TOKYO: Forget the flashy humanoids with their gymnastics skills: at the World Robot Summit in Tokyo, the focus was on down-to-earth robots that can deliver post, do the shopping and build a house.
Introducing CarriRo, a delivery robot shaped a bit like a toy London bus with bright, friendly “eyes” on its front that can zip around the streets delivering packages at 6km/h (4 miles per hour).
CarriRo “is designed to roll along the pavements and direct itself via GPS to an address within a two-kilometer radius,” explained Chio Ishikawa, from Sumitomo Corp, which is promoting the robot.
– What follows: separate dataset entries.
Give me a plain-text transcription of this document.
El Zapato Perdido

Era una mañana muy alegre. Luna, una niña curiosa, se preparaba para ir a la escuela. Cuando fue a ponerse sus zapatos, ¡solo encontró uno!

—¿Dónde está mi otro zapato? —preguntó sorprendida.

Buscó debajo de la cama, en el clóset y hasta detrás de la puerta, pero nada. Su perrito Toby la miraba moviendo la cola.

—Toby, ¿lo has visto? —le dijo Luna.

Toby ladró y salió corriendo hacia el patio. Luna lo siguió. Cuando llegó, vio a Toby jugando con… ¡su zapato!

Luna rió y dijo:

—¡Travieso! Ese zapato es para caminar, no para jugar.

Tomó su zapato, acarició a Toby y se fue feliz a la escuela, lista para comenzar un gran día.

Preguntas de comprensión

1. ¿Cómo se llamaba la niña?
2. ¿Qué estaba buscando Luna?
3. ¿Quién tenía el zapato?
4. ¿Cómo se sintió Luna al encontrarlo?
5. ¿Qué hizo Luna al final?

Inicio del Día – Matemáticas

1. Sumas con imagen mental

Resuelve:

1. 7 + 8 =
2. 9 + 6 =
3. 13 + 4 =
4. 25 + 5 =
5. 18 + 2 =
The lucky recipient of the package is sent a code to a smartphone allowing him or her to access CarriRo’s innards and retrieve whatever is inside — post, medicine or a take-away.
Services like this are especially needed in aging Japan. With nearly 28 percent of the population over 65, mobility is increasingly limited and the country is struggling for working-age employees.
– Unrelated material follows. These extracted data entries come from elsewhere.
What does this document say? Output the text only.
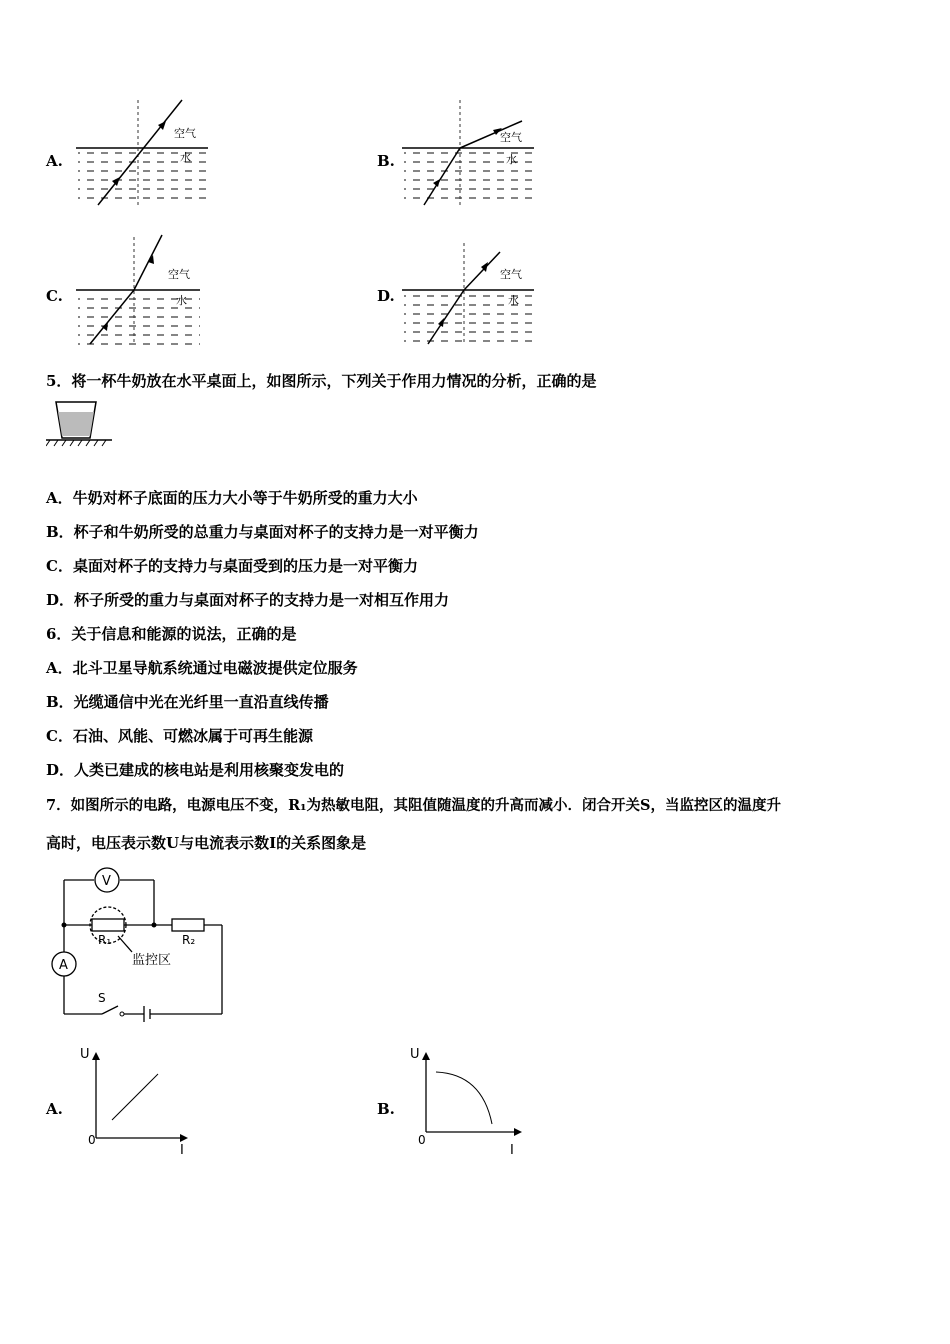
A.
空气
水	B.
空气
水
C.
空气
水	D.
空气
水
5．将一杯牛奶放在水平桌面上，如图所示，下列关于作用力情况的分析，正确的是
A．牛奶对杯子底面的压力大小等于牛奶所受的重力大小
B．杯子和牛奶所受的总重力与桌面对杯子的支持力是一对平衡力
C．桌面对杯子的支持力与桌面受到的压力是一对平衡力
D．杯子所受的重力与桌面对杯子的支持力是一对相互作用力
6．关于信息和能源的说法，正确的是
A．北斗卫星导航系统通过电磁波提供定位服务
B．光缆通信中光在光纤里一直沿直线传播
C．石油、风能、可燃冰属于可再生能源
D．人类已建成的核电站是利用核聚变发电的
7．如图所示的电路，电源电压不变，R₁为热敏电阻，其阻值随温度的升高而减小．闭合开关S，当监控区的温度升
高时，电压表示数U与电流表示数I的关系图象是
V
A
R₁	R₂
监控区
S
A.
U
I
0
B.
U
I
0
Toyota’s HSR (Human Support Robot) may not be an oil painting to look at — standing a meter tall, it looks like a bin with arms — but it can provide vital help for the aged or handicapped at home.
Capable of handling and manoeuvring a variety of objects, it also provides a key interface with the outside world via its Internet-connected screen for a head.
Japan’s manpower shortage is felt especially keenly in the retail and construction sectors and firms at the summit were keen to demonstrate their latest solutions.
Omron showcased a robot that can be programmed to glide around a supermarket and place various items into a basket. Possibly useful for a lazy — or infirm — shopper but more likely to be put to use in a logistics warehouse.
Japan also has difficulty finding staff to stack shelves at its 55,000 convenience stores open 24/7 and here too, robots can fill the gap.
With buildings going up at breakneck pace as Tokyo prepares to welcome the world for the 2020 Olympics, there are construction sites all over the city but not always enough people to work them.
Enter HRP-5P. The snappily named, humanoid-shaped machine certainly has the look of a brawny builder, at 182cm tall and weighing in at 101 kilogrammes.
And HRP-5P is designed to carry out the same construction tasks that humans currently perform — even when left to its own devices.
HRP-5P “can use the same tools as a man, which is why we gave it the shape of a human — two legs, two arms and a head,” explained one of its creators, Kenji Kaneko from the National Advanced Industrial Science and Technology research facility.
Manufacturers were also promoting the latest in talking robots, which are becoming increasingly “intelligent” in their responses.
Sharp’s Robohon, a cute-as-pie humanoid robot standing only 20 centimeters tall, has been employed since last month to recount to tourists the history of the ancient Imperial capital of Kyoto — in English, Japanese or Chinese.
And very popular among Japanese visitors to the World Robot Summit was a robot replica of Tetsuko Kuroyanagi, one of the country’s top TV stars.
Created in collaboration with Japanese robotics master Hiroshi Ishiguro, the robot replicates the 85-year-old’s facial expressions almost perfectly but conversation with the machine hardly flows.
“The difficulty is being able to create fluid conversations with different people,” said Junji Tomita, engineer at telecoms giant NTT which is also involved in the project.
“The number of possible responses to an open question is so vast that it is very complicated,” admitted Tomita.